Using object‐based image analysis to determine seafloor fine‐scale features and complexity

Autonomous and remotely operated underwater vehicles equipped with high-definition video and photographic cameras are used to perform benthic surveys. These devices record fine-scale (< 1 m) seafloor features (seafloor complexity) and their local (10-100s m) variability (seafloor heterogeneity). Here, we introduce a methodology to efficiently process this optical imagery using object-based image analysis, which reduces the pixels in high-resolution digital images into a collection of image-objects of homogeneous color and/or luminosity. This approach uses intuitive user-defined parameters and reproducible computer code, which aims to facilitate comparisons between habitats and geographic regions.
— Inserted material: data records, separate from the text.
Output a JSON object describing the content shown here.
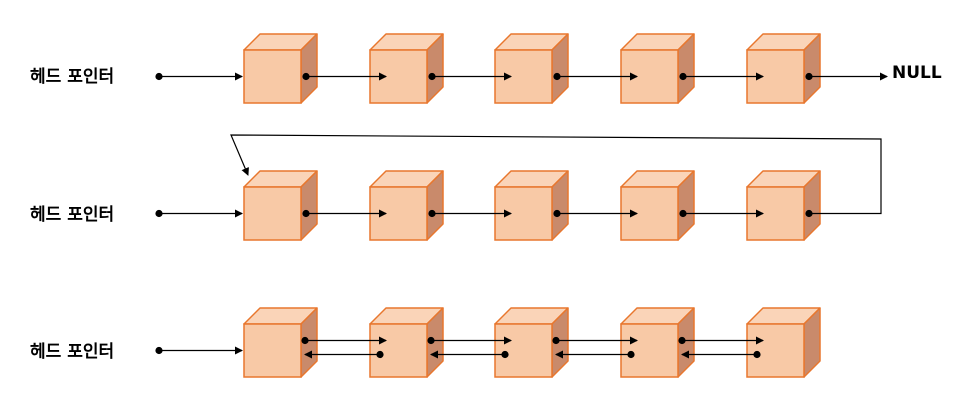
{
  "rows": [
    {
      "label": "헤드 포인터",
      "kind": "singly",
      "nodes": 5,
      "end_label": "NULL"
    },
    {
      "label": "헤드 포인터",
      "kind": "circular",
      "nodes": 5
    },
    {
      "label": "헤드 포인터",
      "kind": "doubly",
      "nodes": 5
    }
  ],
  "colors": {
    "front": "#f8c9a6",
    "top": "#fad4b8",
    "side": "#c98a6b",
    "edge": "#e8772e",
    "line": "#000000"
  }
}
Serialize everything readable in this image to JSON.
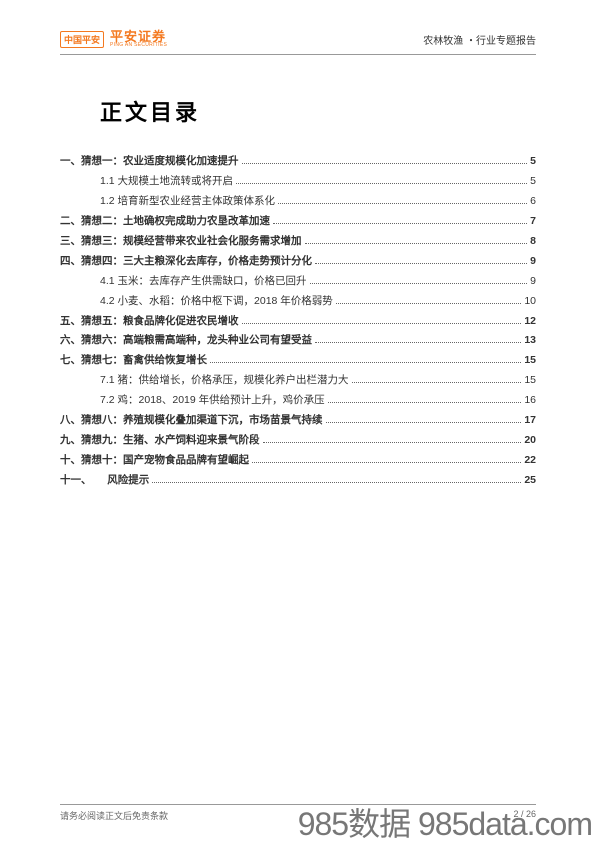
{
  "header": {
    "logo_badge": "中国平安",
    "logo_cn": "平安证券",
    "logo_en": "PING AN SECURITIES",
    "right_text": "农林牧渔 ・行业专题报告"
  },
  "title": "正文目录",
  "toc": [
    {
      "level": 1,
      "label": "一、猜想一：农业适度规模化加速提升",
      "page": "5"
    },
    {
      "level": 2,
      "label": "1.1 大规模土地流转或将开启",
      "page": "5"
    },
    {
      "level": 2,
      "label": "1.2 培育新型农业经营主体政策体系化",
      "page": "6"
    },
    {
      "level": 1,
      "label": "二、猜想二：土地确权完成助力农垦改革加速",
      "page": "7"
    },
    {
      "level": 1,
      "label": "三、猜想三：规模经营带来农业社会化服务需求增加",
      "page": "8"
    },
    {
      "level": 1,
      "label": "四、猜想四：三大主粮深化去库存，价格走势预计分化",
      "page": "9"
    },
    {
      "level": 2,
      "label": "4.1 玉米：去库存产生供需缺口，价格已回升",
      "page": "9"
    },
    {
      "level": 2,
      "label": "4.2 小麦、水稻：价格中枢下调，2018 年价格弱势",
      "page": "10"
    },
    {
      "level": 1,
      "label": "五、猜想五：粮食品牌化促进农民增收",
      "page": "12"
    },
    {
      "level": 1,
      "label": "六、猜想六：高端粮需高端种，龙头种业公司有望受益",
      "page": "13"
    },
    {
      "level": 1,
      "label": "七、猜想七：畜禽供给恢复增长",
      "page": "15"
    },
    {
      "level": 2,
      "label": "7.1 猪：供给增长，价格承压，规模化养户出栏潜力大",
      "page": "15"
    },
    {
      "level": 2,
      "label": "7.2 鸡：2018、2019 年供给预计上升，鸡价承压",
      "page": "16"
    },
    {
      "level": 1,
      "label": "八、猜想八：养殖规模化叠加渠道下沉，市场苗景气持续",
      "page": "17"
    },
    {
      "level": 1,
      "label": "九、猜想九：生猪、水产饲料迎来景气阶段",
      "page": "20"
    },
    {
      "level": 1,
      "label": "十、猜想十：国产宠物食品品牌有望崛起",
      "page": "22"
    },
    {
      "level": 1,
      "label": "十一、　　风险提示",
      "page": "25"
    }
  ],
  "footer": {
    "left": "请务必阅读正文后免责条款",
    "right": "2 / 26"
  },
  "watermark": "985数据 985data.com"
}
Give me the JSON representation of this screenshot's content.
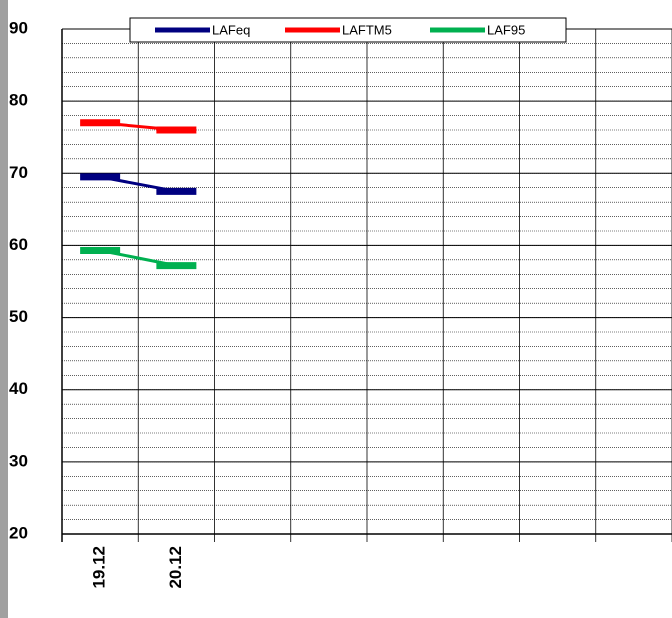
{
  "chart_data": {
    "type": "line",
    "categories": [
      "19.12",
      "20.12",
      null,
      null,
      null,
      null,
      null,
      null
    ],
    "series": [
      {
        "name": "LAFeq",
        "color": "#000080",
        "values": [
          69.5,
          67.5,
          null,
          null,
          null,
          null,
          null,
          null
        ]
      },
      {
        "name": "LAFTM5",
        "color": "#ff0000",
        "values": [
          77,
          76,
          null,
          null,
          null,
          null,
          null,
          null
        ]
      },
      {
        "name": "LAF95",
        "color": "#00b050",
        "values": [
          59.3,
          57.2,
          null,
          null,
          null,
          null,
          null,
          null
        ]
      }
    ],
    "ylim": [
      20,
      90
    ],
    "yticks": [
      20,
      30,
      40,
      50,
      60,
      70,
      80,
      90
    ],
    "minor_step": 2,
    "grid": true,
    "legend": "top"
  }
}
We test this methodology with 511 images taken on the seafloor of a glaciated continental shelf (Gulf of Maine, northwest Atlantic), and describe three applications: (1) estimating percent cover of conspicuous epibenthic fauna by building a Random Forest binary classifier assigning an identity to image-objects; (2) correlating image complexity (number of image-objects) with mean particle grain size; and (3) estimating seafloor heterogeneity from local variability in image complexity within and between two physiographic regions. Percent cover of epibenthic fauna estimated by the Random Forest binary classifier was in close agreement with the human visual assessment. Mean particle grain size (phi scale) was inversely correlated with image complexity (maximum Spearman's =-0.89, p<0.01) with images dominated by pebbles, cobbles, boulders (low on phi scale) yielding high image complexity. Predictive relationships of sediment composition were established using polynomial regression. Lastly, our approach could differentiate habitats within and between physiographic regions by using mean seafloor complexity and local variability along transects.